Overview
Forger as an open-core ecosystem for local apps, Desktop, Cloud, and current experimental limits.
Forger is an open-core ecosystem for building graphical harnesses quickly. A Forger app gives a person a focused interface around a task, dataset, API, or automation. The app runs in a private local app space, works with local data the person controls, and can use agents to change the app when requirements change.
What Forger Is
Forger combines a desktop runtime, a local app format, agent contracts, and Cloud services. Developers can use it to create tools quickly, adapt those tools to their own workflows, and keep a persistent data layer between LLM calls. Non-developers can use it to create applications and tools that adapt to their workflows: LLMs that work over their data, keep useful context, and reuse their prompts without asking them to manage development infrastructure.
The Local-First Model
The primary Forger experience runs on the person's machine. Installed apps keep their code, dependencies, and app data inside a private local app space. Apps can use material the person imports, shares, or creates inside the app, and they do not receive broad access to external files by default.

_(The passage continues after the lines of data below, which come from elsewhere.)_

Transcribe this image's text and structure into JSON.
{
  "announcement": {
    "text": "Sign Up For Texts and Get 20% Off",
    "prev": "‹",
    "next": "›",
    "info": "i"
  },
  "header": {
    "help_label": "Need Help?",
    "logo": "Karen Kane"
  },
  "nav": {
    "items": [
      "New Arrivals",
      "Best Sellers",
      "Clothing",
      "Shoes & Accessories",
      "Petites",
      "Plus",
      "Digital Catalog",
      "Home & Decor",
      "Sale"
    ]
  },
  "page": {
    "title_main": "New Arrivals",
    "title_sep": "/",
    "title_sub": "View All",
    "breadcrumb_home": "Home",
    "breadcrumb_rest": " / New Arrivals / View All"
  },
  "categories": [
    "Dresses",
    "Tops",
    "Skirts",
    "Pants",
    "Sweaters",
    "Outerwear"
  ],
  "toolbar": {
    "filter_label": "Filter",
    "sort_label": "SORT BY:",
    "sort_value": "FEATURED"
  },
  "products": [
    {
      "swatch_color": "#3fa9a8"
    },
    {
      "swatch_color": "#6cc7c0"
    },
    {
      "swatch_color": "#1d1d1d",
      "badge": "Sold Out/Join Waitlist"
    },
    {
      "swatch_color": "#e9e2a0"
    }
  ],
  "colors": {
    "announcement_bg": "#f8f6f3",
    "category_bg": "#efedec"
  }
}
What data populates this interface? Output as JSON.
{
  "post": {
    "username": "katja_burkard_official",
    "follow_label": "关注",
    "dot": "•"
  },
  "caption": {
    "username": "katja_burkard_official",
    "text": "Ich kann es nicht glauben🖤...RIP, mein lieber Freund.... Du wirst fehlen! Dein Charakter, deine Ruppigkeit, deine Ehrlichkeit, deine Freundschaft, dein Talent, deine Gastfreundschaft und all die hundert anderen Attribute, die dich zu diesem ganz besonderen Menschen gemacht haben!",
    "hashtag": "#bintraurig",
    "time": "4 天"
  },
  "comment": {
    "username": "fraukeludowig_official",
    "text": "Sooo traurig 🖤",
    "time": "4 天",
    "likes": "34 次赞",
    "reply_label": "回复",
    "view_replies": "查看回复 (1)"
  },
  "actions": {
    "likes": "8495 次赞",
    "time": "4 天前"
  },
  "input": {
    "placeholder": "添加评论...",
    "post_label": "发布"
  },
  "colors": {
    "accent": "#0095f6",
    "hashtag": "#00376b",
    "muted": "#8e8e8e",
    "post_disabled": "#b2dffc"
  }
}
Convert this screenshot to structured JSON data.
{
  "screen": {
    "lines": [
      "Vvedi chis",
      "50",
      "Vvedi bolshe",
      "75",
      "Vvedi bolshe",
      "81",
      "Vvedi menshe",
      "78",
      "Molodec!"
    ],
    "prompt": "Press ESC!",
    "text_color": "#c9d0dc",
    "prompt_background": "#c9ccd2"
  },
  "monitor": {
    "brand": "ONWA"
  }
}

A local app can still be a connected client. It can call external APIs, operate on private local data, perform web scraping when the workflow and permissions allow it, and use the person's LLM subscriptions through coding tools such as Codex or Claude Code managed by the Forger Desktop app.
Cloud
Forger Cloud complements the local model with account-backed services. It supports social discovery, app sharing, storage, backups, catalog metadata, publish verification, and remote management flows when those capabilities are enabled.
Cloud coordinates what needs to move between people, devices, and published app versions. Desktop remains the local infrastructure that installs apps, starts services, opens interfaces, connects agents, and keeps the app experience usable for both developers and non-developers.
What Forger Can Do
Forger can create and adapt local apps, install curated apps, run app services, connect agent providers, work with app-specific tools, and help people turn data or APIs into graphical workflows. Apps can expose normal screens, store local data, call network services, and provide agent-readable documentation so an assistant can explain, inspect, or modify the app.
Forger also supports publishing and sharing flows for apps that are ready to move beyond one person's machine. Shared apps remain real code with explicit metadata, declared capabilities, and installable versions.
What Is Experimental
Forger is currently an experimental release. App creation, app adaptation, provider setup, catalog installation, publishing, social features, storage, backups, and remote management are available at different levels of completeness depending on the app, account, provider, and platform configuration.
In practice, this means some capabilities appear as experimental, partial, or setup-dependent. One app can support Cloud, AI providers, or specific integrations without every app having the same coverage. Forger shows those differences so the person can understand what works today and what still needs setup.